It sounds like the plot of a Hollywood thriller, but the all-too-real scenario played out this month at a large Los Angeles hospital: Hackers seized control of critical computer systems and the hospital paid a $17,000 ransom to release them.
Source: NY Times
So-called ransomware attacks have increased significantly in the past year, security experts say, and the hospital, Hollywood Presbyterian Medical Center, is not the first to fall victim.
The Titus Regional Medical Center, a small hospital in Mount Pleasant, Tex., experienced a similar attack last month, which knocked its core electronic medical record system offline. It, too, paid the ransom, according to Shannon Norfleet, a hospital spokeswoman.
Those in the security industry say such attacks are becoming more prevalent, but are rarely made public.
“We get over 100 calls and emails a month from different organizations that have had some form of ransomware impact their environment,” said Charles Carmakal, who oversees breach investigations for clients of Mandiant, a consulting unit of the security firm FireEye. “Nobody talks to the media about it.”
In a statement released Wednesday, Allen Stefanek, the president of Hollywood Presbyterian, described the two-week battle that his hospital fought to regain control of its data after a malware attack was detected on Feb. 5.
The attack did not disrupt medical care or compromise the personal information of employees or patients, he said. Instead, it blocked hospital employees from using email and other forms of electronic communication by using encryption to lock them out of the system.
Mr. Stefanek said hospital administrators were told that if they wanted to gain access to their network again, they would have to pay the attackers, who would then give them the decryption key. Mr. Stefanek said that the hospital had contacted the authorities when the malware attack was first detected.
“The quickest and most efficient way to restore our systems and administrative functions was to pay the ransom and obtain the decryption key,” Mr. Stefanek said. “In the best interest of restoring normal operations, we did this.”
Health care providers are required to tell patients of any breaches that compromise their personal information or health data, but a typical ransomware attack would not fall into that category. The attackers do not need to gain access to the underlying data in order to encrypt it and prevent others from viewing it.
Once compromised, an organization has little choice but to pay up or say farewell to its data, according to Levi Gundert, who oversees information security strategy for Recorded Future, a threat analysis firm.
“There’s really no workarounds for it,” he said. “It’s very frustrating for both law enforcement and the victims themselves.”
Hollywood Presbyterian’s attackers demanded their payment in the
form of 40 Bitcoins, a difficult-to-trace currency that has become the currency of choice for online criminals.
Ransomware attacks are on the rise, industry researchers say, because they work. A research team at Dell gathered data from one ransom-payment server and found that it collected $1.1 million in a six-month period. McAfee Labs, Intel’s security research unit, detected 638,000 new ransomware variants in 2014. Last year, that number shot up to nearly 3.8 million.

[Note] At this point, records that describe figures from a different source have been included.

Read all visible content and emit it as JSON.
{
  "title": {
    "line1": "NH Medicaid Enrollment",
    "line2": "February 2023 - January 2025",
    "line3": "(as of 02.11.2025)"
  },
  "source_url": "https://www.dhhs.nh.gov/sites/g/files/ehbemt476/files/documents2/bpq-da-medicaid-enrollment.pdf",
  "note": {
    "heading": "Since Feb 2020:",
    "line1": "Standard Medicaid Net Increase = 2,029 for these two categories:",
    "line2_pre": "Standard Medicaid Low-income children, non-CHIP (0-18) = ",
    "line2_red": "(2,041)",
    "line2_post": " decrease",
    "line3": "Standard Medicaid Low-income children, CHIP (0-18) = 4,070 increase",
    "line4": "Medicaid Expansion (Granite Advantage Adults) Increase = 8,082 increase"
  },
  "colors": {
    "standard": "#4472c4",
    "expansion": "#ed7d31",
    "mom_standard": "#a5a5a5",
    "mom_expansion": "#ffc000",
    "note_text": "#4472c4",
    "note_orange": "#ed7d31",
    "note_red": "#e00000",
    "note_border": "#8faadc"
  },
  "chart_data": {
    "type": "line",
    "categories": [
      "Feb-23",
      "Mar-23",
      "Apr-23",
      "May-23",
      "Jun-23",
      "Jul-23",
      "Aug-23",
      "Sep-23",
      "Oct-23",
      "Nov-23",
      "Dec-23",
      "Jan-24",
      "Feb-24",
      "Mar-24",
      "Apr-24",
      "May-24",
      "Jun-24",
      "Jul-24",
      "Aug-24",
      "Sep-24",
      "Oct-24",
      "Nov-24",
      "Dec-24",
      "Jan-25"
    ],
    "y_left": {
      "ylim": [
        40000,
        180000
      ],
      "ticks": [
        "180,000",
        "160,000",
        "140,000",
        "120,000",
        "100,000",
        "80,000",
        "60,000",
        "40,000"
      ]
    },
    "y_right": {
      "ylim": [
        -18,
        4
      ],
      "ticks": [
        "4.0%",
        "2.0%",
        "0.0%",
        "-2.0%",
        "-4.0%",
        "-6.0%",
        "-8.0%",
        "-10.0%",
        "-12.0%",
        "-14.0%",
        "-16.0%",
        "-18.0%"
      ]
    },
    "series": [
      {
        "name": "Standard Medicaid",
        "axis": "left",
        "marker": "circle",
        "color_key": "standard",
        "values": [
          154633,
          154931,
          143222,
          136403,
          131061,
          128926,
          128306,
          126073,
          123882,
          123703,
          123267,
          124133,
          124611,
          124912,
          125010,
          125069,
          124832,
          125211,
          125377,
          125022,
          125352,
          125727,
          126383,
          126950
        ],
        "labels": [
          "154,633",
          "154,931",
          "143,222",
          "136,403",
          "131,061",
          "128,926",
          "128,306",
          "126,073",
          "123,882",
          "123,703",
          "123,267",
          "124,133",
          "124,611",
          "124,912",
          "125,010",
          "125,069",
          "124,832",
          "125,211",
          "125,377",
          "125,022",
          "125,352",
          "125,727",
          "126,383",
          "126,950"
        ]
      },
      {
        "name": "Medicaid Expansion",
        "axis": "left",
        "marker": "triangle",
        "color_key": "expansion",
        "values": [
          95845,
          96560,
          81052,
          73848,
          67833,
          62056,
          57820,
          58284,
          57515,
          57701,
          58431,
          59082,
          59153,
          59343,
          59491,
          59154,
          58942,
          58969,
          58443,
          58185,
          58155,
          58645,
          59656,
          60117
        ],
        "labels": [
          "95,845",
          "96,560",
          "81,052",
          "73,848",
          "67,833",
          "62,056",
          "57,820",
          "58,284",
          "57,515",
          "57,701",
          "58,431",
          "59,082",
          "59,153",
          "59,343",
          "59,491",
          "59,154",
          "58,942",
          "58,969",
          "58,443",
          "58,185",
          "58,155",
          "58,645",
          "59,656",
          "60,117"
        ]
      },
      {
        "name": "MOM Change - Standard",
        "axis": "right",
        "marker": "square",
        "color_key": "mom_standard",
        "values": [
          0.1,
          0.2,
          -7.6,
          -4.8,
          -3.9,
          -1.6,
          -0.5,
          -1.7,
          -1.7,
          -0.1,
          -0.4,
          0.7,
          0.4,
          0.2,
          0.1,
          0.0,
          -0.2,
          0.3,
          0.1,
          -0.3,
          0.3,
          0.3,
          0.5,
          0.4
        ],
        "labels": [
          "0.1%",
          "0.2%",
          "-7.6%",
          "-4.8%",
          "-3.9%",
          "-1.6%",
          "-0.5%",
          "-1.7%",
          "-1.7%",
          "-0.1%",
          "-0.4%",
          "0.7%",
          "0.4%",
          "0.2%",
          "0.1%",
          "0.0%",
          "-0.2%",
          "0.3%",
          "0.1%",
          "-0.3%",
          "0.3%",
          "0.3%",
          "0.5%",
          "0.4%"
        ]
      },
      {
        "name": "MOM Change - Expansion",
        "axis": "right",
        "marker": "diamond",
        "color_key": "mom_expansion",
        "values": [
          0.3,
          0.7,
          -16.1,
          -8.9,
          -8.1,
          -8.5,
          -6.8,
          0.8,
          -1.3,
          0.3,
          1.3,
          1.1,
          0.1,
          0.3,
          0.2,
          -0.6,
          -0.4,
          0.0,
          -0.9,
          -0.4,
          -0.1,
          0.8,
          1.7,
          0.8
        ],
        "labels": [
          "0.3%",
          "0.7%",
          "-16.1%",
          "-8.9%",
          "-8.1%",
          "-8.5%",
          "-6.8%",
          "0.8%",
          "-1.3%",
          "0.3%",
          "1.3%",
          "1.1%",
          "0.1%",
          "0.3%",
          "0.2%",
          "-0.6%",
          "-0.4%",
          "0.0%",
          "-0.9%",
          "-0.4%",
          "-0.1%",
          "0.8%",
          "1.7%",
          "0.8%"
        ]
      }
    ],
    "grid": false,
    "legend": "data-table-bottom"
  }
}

Many ransomware attacks are random, and comparatively low-tech and blunt. Victims are most often infected by clicking a malicious link in an email or by malware delivered through a web browser, frequently hidden in advertisements. The average payment demanded is just $300, according to the security firm Symantec, a sum that is within reach for the individuals and small businesses that most often fall prey to these schemes.
But Mr. Carmakal said he was seeing a growing number of attackers targeting businesses and other organizations with deeper pockets. In those attacks, the hackers may go to greater lengths to remove data — not just lock access to it — and threaten to release it publicly if they are not paid.
“Automated malware doesn’t know if an organization has $100,000 or not. A human knows,” he said. “We’ve seen an uptick in those kinds of attacks over the past year. We’ve seen attackers ask for $10,000 to seven-figure values to delete the data” in their possession.
As ransomware attacks grow more frequent, they are increasingly hitting organizations that deal in public safety and other critical functions. Over the past year, the attacks have affected police departments and school districts across the country.
Health care organizations seem to be particularly vulnerable to hacking attacks because they have been slower to embrace sophisticated backup systems and other security measures than other industries, like financial services, said Katherine Keefe, the head of breach response services at Beazley, an insurance company.
Her team investigated 1,200 breaches last year, about half of them at health care providers. The rate of ransomware attacks has noticeably increased in the last six to eight months, she said.
“The criminals see that there’s money to be made, and I think they believe they can hold organizations over a barrel,” Ms. Keefe said.
The cost of an attack goes far beyond the usually modest sum demanded for ransom. It took Hollywood Presbyterian 10 days to restore its systems, Mr. Stefanek said.
Laura Eimiller, a spokeswoman for the Federal Bureau of Investigation in Los Angeles, said the agency had begun an inquiry into the attack, but she provided no further details.